Chinese securities watchdog official sacked

Mr Zhang Yujun supervised firms that do margin trading, which has been blamed for heightening volatility.
Mr Zhang Yujun supervised firms that do margin trading, which has been blamed for heightening volatility.PHOTO: REUTERS

SHANGHAI • The assistant chairman of China's top securities regulator has been sacked amid a corruption probe, official media said yesterday, after months of decline in the country's stock markets.

The Communist Party's official news portal said Mr Zhang Yujun had been "removed from his post" at the China Securities Regulatory Commission (CSRC) for "severe disciplinary violations" - normally a euphemism for graft.
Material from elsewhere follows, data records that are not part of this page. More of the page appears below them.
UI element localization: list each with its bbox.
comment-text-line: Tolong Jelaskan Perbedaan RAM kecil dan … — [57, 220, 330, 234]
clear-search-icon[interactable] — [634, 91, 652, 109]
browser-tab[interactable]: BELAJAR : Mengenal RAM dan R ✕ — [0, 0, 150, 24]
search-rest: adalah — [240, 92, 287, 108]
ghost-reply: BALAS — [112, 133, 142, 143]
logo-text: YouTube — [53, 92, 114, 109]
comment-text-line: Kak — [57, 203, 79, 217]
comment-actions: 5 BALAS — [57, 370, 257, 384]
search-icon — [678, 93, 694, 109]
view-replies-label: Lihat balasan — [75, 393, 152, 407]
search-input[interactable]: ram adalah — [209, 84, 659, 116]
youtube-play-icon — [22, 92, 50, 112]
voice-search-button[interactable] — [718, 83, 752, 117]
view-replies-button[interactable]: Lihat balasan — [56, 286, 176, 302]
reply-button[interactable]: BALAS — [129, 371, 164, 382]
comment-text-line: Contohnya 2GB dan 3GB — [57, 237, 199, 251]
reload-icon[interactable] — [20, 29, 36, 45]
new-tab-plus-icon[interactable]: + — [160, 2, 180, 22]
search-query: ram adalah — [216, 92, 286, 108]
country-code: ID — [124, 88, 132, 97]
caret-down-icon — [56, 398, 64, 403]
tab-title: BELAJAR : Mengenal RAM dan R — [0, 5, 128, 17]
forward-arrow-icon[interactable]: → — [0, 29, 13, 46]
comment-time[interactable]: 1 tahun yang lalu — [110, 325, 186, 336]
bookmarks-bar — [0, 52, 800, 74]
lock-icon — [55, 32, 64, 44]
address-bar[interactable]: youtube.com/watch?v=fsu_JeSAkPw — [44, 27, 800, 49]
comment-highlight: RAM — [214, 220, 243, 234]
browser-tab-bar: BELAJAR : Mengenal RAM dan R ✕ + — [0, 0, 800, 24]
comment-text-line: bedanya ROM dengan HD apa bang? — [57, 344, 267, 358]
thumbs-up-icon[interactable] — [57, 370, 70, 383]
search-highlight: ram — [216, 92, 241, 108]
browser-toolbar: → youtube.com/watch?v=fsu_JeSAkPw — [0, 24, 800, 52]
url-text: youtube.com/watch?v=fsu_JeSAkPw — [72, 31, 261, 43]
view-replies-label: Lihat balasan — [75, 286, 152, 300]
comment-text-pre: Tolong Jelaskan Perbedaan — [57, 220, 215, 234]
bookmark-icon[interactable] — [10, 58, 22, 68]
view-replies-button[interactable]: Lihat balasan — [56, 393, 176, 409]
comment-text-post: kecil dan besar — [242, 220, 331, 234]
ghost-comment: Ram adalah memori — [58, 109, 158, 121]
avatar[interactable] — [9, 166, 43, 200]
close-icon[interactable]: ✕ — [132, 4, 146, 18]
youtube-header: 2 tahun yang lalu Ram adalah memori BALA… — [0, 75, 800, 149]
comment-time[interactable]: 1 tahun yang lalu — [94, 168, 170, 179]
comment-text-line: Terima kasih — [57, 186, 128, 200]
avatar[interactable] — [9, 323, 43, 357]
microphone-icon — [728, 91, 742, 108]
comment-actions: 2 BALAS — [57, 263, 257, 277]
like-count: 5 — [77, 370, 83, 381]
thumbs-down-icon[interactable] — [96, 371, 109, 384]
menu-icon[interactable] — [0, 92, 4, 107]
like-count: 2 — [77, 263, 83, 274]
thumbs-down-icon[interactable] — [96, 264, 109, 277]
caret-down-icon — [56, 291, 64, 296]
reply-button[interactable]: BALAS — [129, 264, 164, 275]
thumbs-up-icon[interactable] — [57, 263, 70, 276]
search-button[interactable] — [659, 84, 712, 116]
It cited a statement from the ruling party's secretive Organisation Department, a week after an investigation into Mr Zhang was announced.

The CSRC is at the centre of China's efforts to stabilise its volatile stock markets.
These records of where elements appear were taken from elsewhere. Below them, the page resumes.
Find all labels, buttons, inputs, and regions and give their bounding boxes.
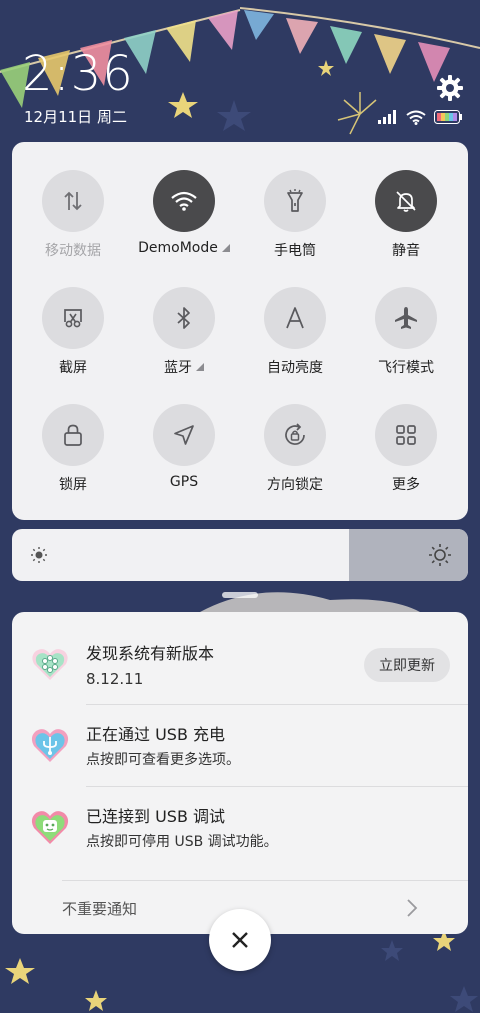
notification-usb-debug[interactable]: 已连接到 USB 调试 点按即可停用 USB 调试功能。 [12,787,468,877]
notification-title: 发现系统有新版本 [86,644,215,663]
usb-charging-app-icon [31,729,69,762]
notification-system-update[interactable]: 发现系统有新版本 8.12.11 立即更新 [12,612,468,704]
rotation-lock-icon [285,423,305,445]
divider [62,880,468,881]
tile-more[interactable]: 更多 [356,404,456,504]
bluetooth-icon [177,307,190,329]
brightness-high-icon [429,544,451,566]
update-now-button[interactable]: 立即更新 [364,648,450,682]
notification-panel: 发现系统有新版本 8.12.11 立即更新 正在通过 USB 充电 点按即可查看… [12,612,468,934]
tile-label: GPS [169,474,199,490]
clock: 2:36 [22,46,134,102]
clear-all-button[interactable] [209,909,271,971]
wifi-icon [171,191,197,211]
expand-caret-icon [221,244,230,252]
tile-rotation-lock[interactable]: 方向锁定 [245,404,345,504]
tile-label: DemoMode [138,240,218,256]
lock-icon [64,424,82,446]
usb-debug-app-icon [31,811,69,844]
tile-label: 静音 [392,243,420,259]
status-icons [378,108,462,126]
tile-label: 方向锁定 [267,477,323,493]
tile-label: 移动数据 [45,243,101,259]
tile-mobile-data[interactable]: 移动数据 [23,170,123,270]
brightness-low-icon [31,547,47,563]
tile-label: 截屏 [59,360,87,376]
auto-brightness-icon [286,307,304,329]
tile-screenshot[interactable]: 截屏 [23,287,123,387]
battery-icon [434,110,462,124]
tile-lock-screen[interactable]: 锁屏 [23,404,123,504]
notification-text: 点按即可查看更多选项。 [86,752,240,768]
tile-label: 手电筒 [274,243,316,259]
quick-settings-panel: 移动数据 DemoMode 手电筒 静音 截屏 蓝牙 自动亮度 飞行模式 锁屏 … [12,142,468,520]
unimportant-notifications-label: 不重要通知 [62,900,138,918]
tile-label: 更多 [392,477,420,493]
mute-bell-icon [396,191,416,212]
notification-title: 已连接到 USB 调试 [86,807,226,826]
notification-text: 8.12.11 [86,670,144,688]
close-icon [232,932,248,948]
date-label: 12月11日 周二 [24,108,127,126]
settings-gear-icon[interactable] [436,74,464,102]
tile-label: 自动亮度 [267,360,323,376]
expand-caret-icon [196,363,204,371]
tile-label: 蓝牙 [164,360,192,376]
tile-mute[interactable]: 静音 [356,170,456,270]
tile-flashlight[interactable]: 手电筒 [245,170,345,270]
system-update-app-icon [32,649,68,680]
brightness-slider[interactable] [12,529,468,581]
drag-handle[interactable] [222,592,258,598]
chevron-right-icon [407,899,418,917]
mobile-data-icon [64,191,82,211]
airplane-icon [395,307,417,329]
tile-gps[interactable]: GPS [134,404,234,504]
more-grid-icon [396,425,416,445]
notification-title: 正在通过 USB 充电 [86,725,226,744]
tile-wifi[interactable]: DemoMode [134,170,234,270]
flashlight-icon [287,189,303,212]
tile-auto-brightness[interactable]: 自动亮度 [245,287,345,387]
wifi-status-icon [406,110,426,125]
gps-icon [174,425,194,445]
notification-usb-charging[interactable]: 正在通过 USB 充电 点按即可查看更多选项。 [12,705,468,786]
tile-label: 锁屏 [59,477,87,493]
tile-bluetooth[interactable]: 蓝牙 [134,287,234,387]
signal-icon [378,110,396,124]
screenshot-icon [64,309,82,328]
tile-airplane[interactable]: 飞行模式 [356,287,456,387]
tile-label: 飞行模式 [378,360,434,376]
notification-text: 点按即可停用 USB 调试功能。 [86,834,278,850]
The authorities have intervened on a broad scale to encourage buying in an attempt to cushion a market rout which began in June and roiled exchanges worldwide.
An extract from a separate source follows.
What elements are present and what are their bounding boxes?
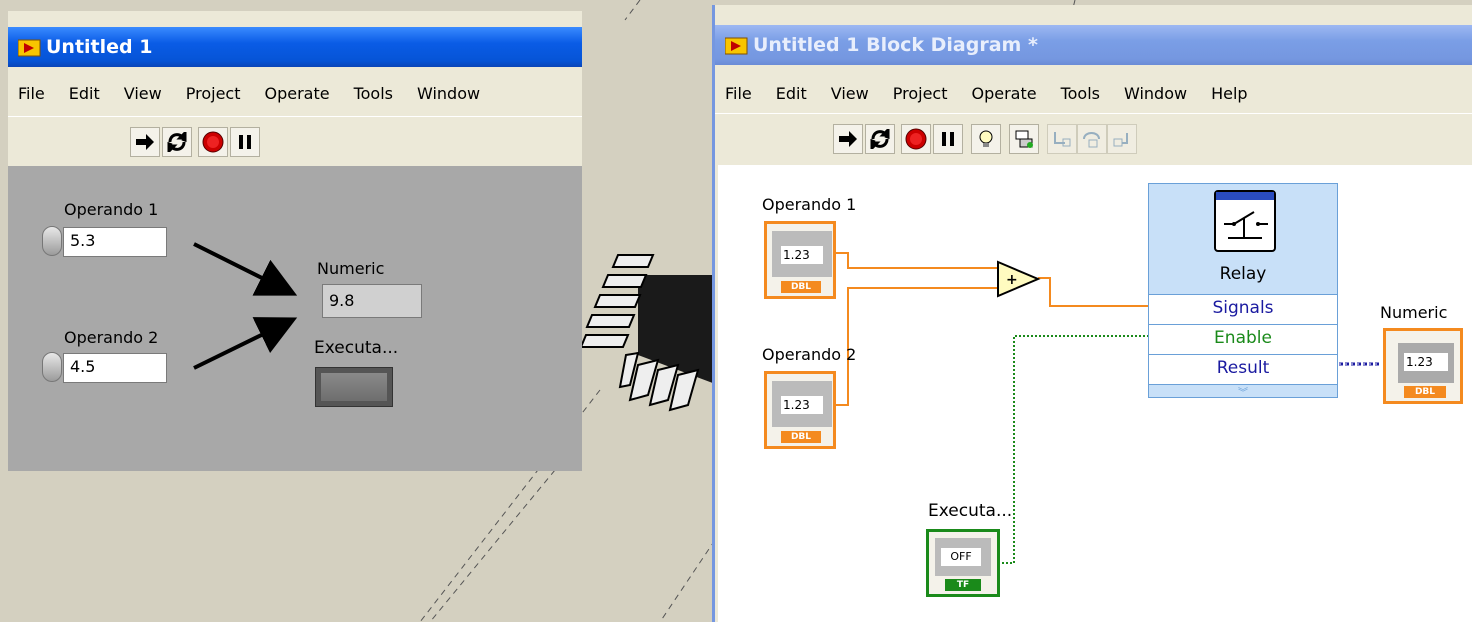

Mr Zhang had been one of three assistant chairmen at the CSRC since 2012, after managing the Shanghai stock exchange.

Financial news outlet Caixin reported last week that Mr Zhang supervised firms involved in margin trading - which allows investors to trade stocks with only a small sum of money put down as deposit, and which has been blamed for heightening volatility.

Many investors called for CSRC chief Xiao Gang to step down over the stock price plunge, and the investigation into Mr Zhang has renewed online questioning about his superior.

After conducting internal graft investigations, the Communist Party can internally punish alleged offenders or expel them and pass them onto courts for trial, where conviction is virtually guaranteed.